Technical Approach and Novelty

The DNUT emphasizes a unified processing method for both historical and future trajectories, markedly different from the compartmentalized architecture prevalent in prior motion forecasting models. This choice is driven by the hypothesized inefficiencies in encoder-decoder models, where historical embeddings could become outdated, thereby impacting long-term predictions. Through DNUT, the authors aim to circumvent this limitation by directly encoding and advancing trajectory data within a singular coherent framework.
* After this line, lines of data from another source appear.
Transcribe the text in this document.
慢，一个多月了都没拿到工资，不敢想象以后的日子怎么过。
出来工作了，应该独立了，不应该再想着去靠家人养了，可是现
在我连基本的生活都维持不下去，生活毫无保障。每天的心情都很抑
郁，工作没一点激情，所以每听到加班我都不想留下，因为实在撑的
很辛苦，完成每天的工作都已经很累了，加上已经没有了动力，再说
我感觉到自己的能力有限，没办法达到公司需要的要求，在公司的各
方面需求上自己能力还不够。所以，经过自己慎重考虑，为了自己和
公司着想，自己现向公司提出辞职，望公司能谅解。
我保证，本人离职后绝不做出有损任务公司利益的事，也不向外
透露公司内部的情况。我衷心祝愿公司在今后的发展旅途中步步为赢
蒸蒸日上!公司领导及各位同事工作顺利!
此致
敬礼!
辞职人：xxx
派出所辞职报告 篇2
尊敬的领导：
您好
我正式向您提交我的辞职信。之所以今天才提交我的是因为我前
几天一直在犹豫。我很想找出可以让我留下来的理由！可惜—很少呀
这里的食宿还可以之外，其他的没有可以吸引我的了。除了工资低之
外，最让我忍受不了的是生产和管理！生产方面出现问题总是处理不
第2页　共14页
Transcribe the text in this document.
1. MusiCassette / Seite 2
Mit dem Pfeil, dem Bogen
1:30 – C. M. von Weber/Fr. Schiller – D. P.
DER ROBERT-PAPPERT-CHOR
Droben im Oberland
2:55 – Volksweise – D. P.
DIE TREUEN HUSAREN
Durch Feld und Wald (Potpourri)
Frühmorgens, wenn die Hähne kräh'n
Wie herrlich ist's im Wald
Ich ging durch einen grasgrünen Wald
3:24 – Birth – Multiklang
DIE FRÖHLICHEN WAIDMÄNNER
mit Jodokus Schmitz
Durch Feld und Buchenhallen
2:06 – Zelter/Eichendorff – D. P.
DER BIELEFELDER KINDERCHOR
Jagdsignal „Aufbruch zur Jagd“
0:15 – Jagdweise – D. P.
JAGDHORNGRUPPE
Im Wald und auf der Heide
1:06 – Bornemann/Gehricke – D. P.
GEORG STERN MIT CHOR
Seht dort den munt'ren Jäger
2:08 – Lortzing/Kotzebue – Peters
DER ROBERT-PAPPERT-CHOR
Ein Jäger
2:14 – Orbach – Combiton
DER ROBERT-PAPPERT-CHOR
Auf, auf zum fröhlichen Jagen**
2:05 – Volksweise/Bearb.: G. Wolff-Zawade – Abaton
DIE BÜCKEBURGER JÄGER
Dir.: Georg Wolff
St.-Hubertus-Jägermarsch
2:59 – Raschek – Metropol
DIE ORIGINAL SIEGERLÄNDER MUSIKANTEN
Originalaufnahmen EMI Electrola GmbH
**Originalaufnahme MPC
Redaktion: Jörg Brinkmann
Furthermore, DNUT introduces an 'overprediction' strategy inspired by language modeling concepts, aiming to better anticipate future trajectories across longer temporal horizons. The objective with this approach is dual: improving the consistency of iterations for trajectory prediction and enhancing foresight in future trajectory possibilities.

Experimental Evaluation

The effectiveness of DNUT is demonstrated through comprehensive experiments, outperforming an encoder-decoder baseline and achieving state-of-the-art results on the Argoverse 2 single-agent motion forecasting benchmark. Notably, DNUT demonstrates substantial improvements in long-term predictive accuracy, supporting the hypothesis that a continuous autoregressive model benefits significantly from maintaining consistent context relevance throughout its predictive iterations.

Implications and Future Directions

This paper stimulates discourse in trajectory prediction methodologies, suggesting that removing segmentation within model architectures can lead to tangible improvements in prediction consistency and accuracy. The practical implications for autonomous driving are significant, potentially leading to more reliable motion forecasting systems that can adapt more naturally to dynamic on-road circumstances.

From a theoretical standpoint, the paper encourages further exploration into decoder-only models and the applicability of multi-token predictive strategies in motion forecasting. Future research could explore variances within decoder-only architectures or assess the scalability of DNUT across diverse scenario complexities in autonomous driving environments.

In conclusion, DNUT signifies a meaningful advancement in trajectory forecasting models, offering new perspectives on model architecture design that could enhance predictive capability in AI-driven autonomous systems.